Entretien avec Philippe Jutard, Directeur des Affaires Juridiques de l’Audit et du Contrôle Interne Groupe de la Compagnie des Alpes
Publié le 28/05/2019 à 09:30

La Compagnie des Alpes est l’un des leaders français de l’industrie du tourisme et des loisirs, le leader mondial de l’exploitation de domaines skiables et le quatrième opérateur européen des parcs de loisirs et loisirs indoor.

Philippe Jutard, son directeur des Affaires juridiques de l’Audit et du Contrôle Interne Groupe, a accepté de répondre aux questions du Journal Spécial des Sociétés sur le rôle de la fonction juridique au sein de l’entreprise.


 


Quelles sont les principales missions de la direction juridique au sein de la Compagnie des Alpes ?


La Direction juridique groupe intervient sur l’ensemble des sujets du droit (sauf le droit social qui relève de la DRH).

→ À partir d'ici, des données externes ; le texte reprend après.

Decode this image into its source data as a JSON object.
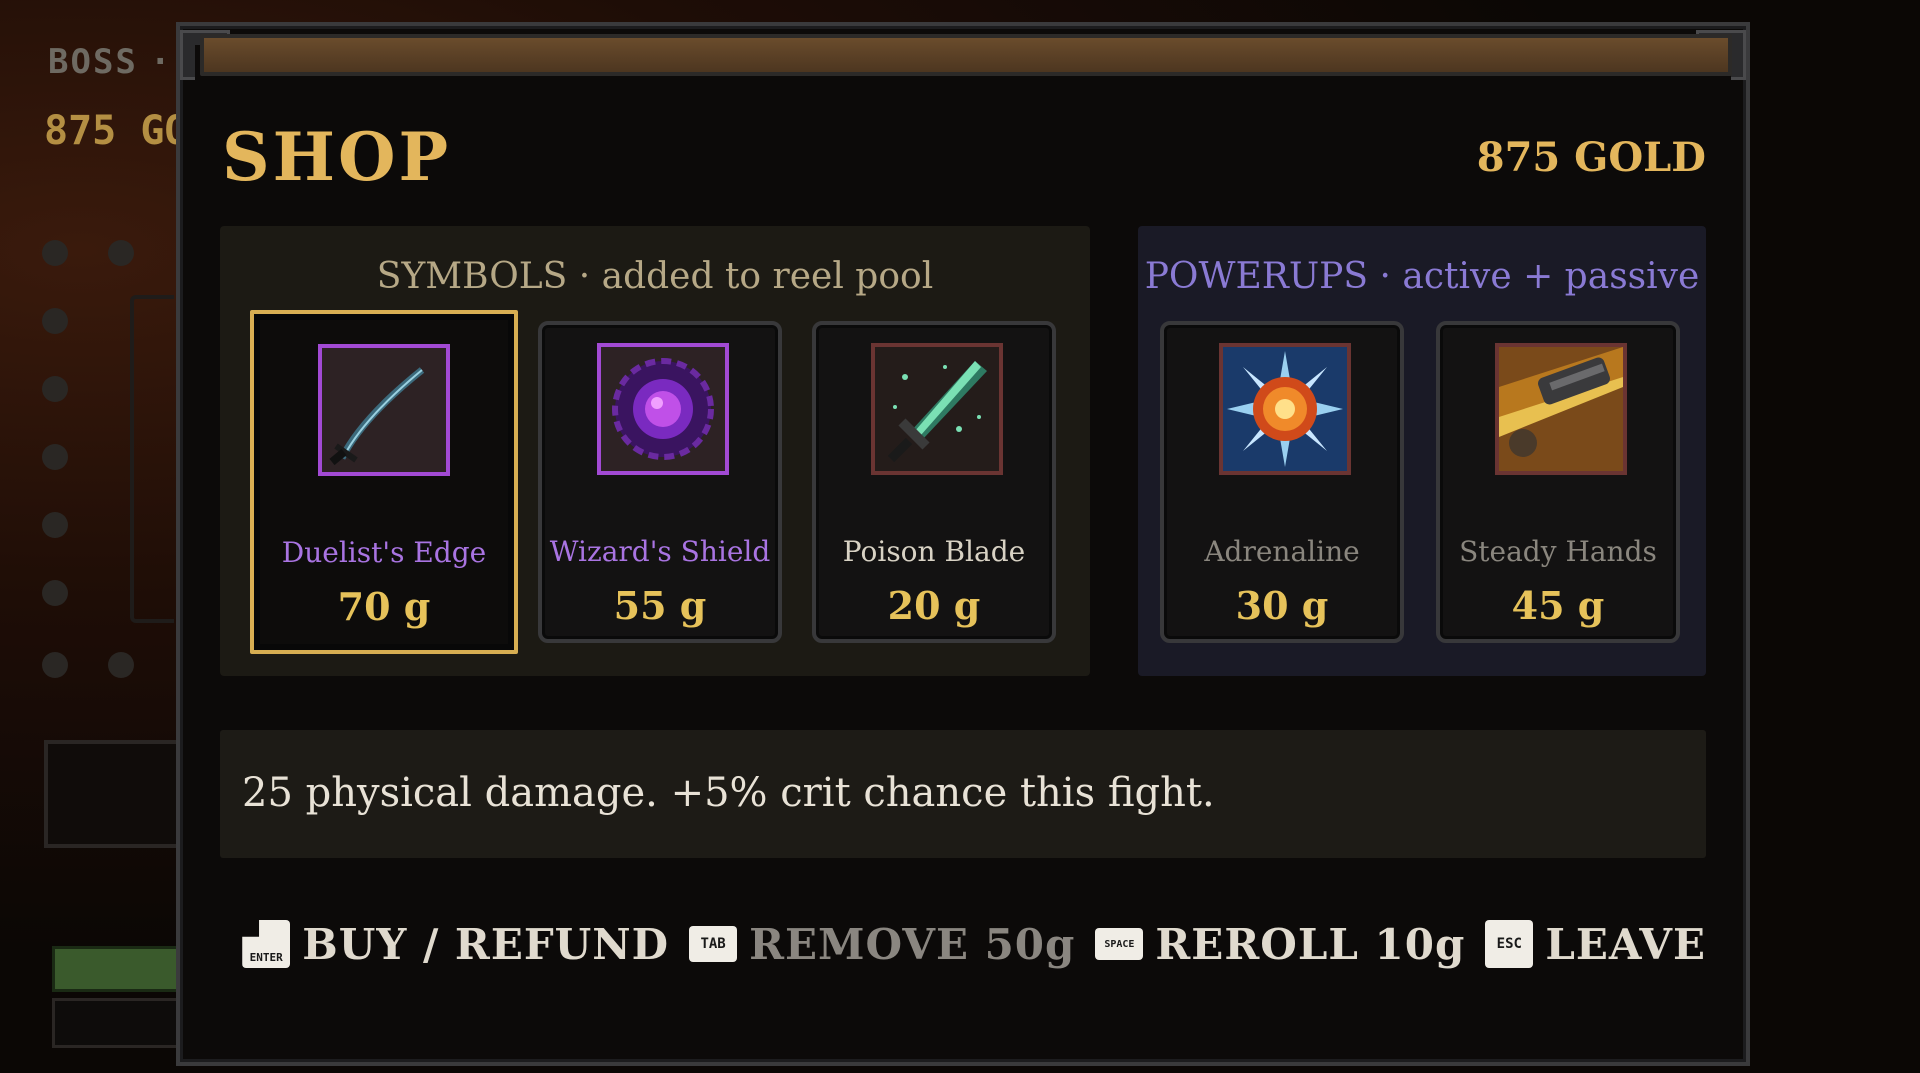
{
  "background": {
    "label": "BOSS",
    "separator": "·",
    "gold_text": "875 GO"
  },
  "shop": {
    "title": "SHOP",
    "gold": "875 GOLD"
  },
  "symbols": {
    "header": "SYMBOLS · added to reel pool",
    "items": [
      {
        "name": "Duelist's Edge",
        "price": "70 g",
        "icon": "curved-sword-icon",
        "rarity_color": "#a24ad4",
        "selected": true
      },
      {
        "name": "Wizard's Shield",
        "price": "55 g",
        "icon": "purple-orb-shield-icon",
        "rarity_color": "#a24ad4",
        "selected": false
      },
      {
        "name": "Poison Blade",
        "price": "20 g",
        "icon": "poison-dagger-icon",
        "rarity_color": "#6a3432",
        "selected": false
      }
    ]
  },
  "powerups": {
    "header": "POWERUPS · active + passive",
    "items": [
      {
        "name": "Adrenaline",
        "price": "30 g",
        "icon": "burst-icon"
      },
      {
        "name": "Steady Hands",
        "price": "45 g",
        "icon": "gauntlet-icon"
      }
    ]
  },
  "description": "25 physical damage. +5% crit chance this fight.",
  "controls": [
    {
      "key": "ENTER",
      "label": "BUY / REFUND",
      "dim": false
    },
    {
      "key": "TAB",
      "label": "REMOVE 50g",
      "dim": true
    },
    {
      "key": "SPACE",
      "label": "REROLL 10g",
      "dim": false
    },
    {
      "key": "ESC",
      "label": "LEAVE",
      "dim": false
    }
  ],
  "colors": {
    "accent_gold": "#e3b65c",
    "price_gold": "#e6c25a",
    "symbol_header": "#b6a886",
    "powerup_header": "#8a7ad4",
    "rare_purple": "#a974e2"
  }
}
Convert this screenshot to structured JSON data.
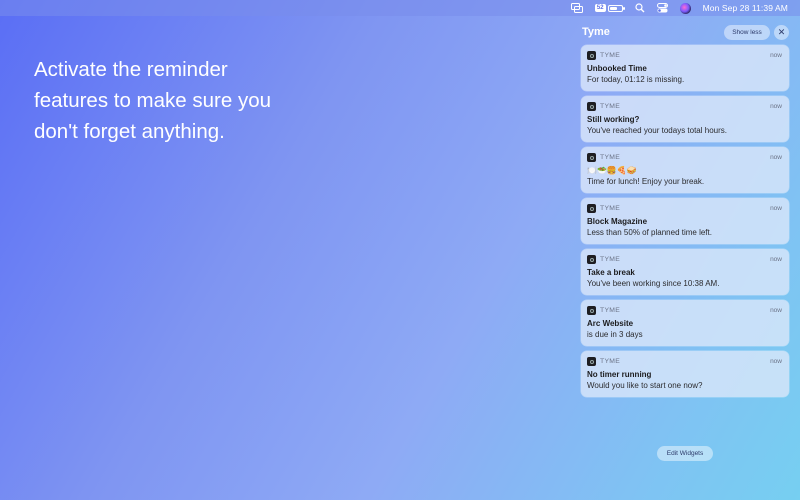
{
  "menubar": {
    "battery_badge": "52",
    "date_time": "Mon Sep 28  11:39 AM"
  },
  "headline": {
    "lines": [
      "Activate the reminder",
      "features to make sure you",
      "don't forget anything."
    ]
  },
  "notification_center": {
    "title": "Tyme",
    "show_less_label": "Show less",
    "close_label": "✕",
    "edit_widgets_label": "Edit Widgets",
    "notifications": [
      {
        "app": "TYME",
        "time": "now",
        "title": "Unbooked Time",
        "body": "For today, 01:12 is missing."
      },
      {
        "app": "TYME",
        "time": "now",
        "title": "Still working?",
        "body": "You've reached your todays total hours."
      },
      {
        "app": "TYME",
        "time": "now",
        "title": "🍽️🥗🍔🍕🥪",
        "body": "Time for lunch! Enjoy your break."
      },
      {
        "app": "TYME",
        "time": "now",
        "title": "Block Magazine",
        "body": "Less than 50% of planned time left."
      },
      {
        "app": "TYME",
        "time": "now",
        "title": "Take a break",
        "body": "You've been working since 10:38 AM."
      },
      {
        "app": "TYME",
        "time": "now",
        "title": "Arc Website",
        "body": "is due in 3 days"
      },
      {
        "app": "TYME",
        "time": "now",
        "title": "No timer running",
        "body": "Would you like to start one now?"
      }
    ]
  },
  "colors": {
    "accent": "#5a6ef5",
    "card_bg": "#dce8fa"
  }
}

Nos activités industrielles relèvent à la fois du droit privé et du droit public, l’exploitation de domaines skiables se fait par exemple dans le cadre de délégations de service public (DSP). Nous intervenons par ailleurs en France, mais aussi à l’étranger, puisque nous opérons sur des sites au Canada, en Autriche, en Suisse, aux Pays-Bas et en Belgique.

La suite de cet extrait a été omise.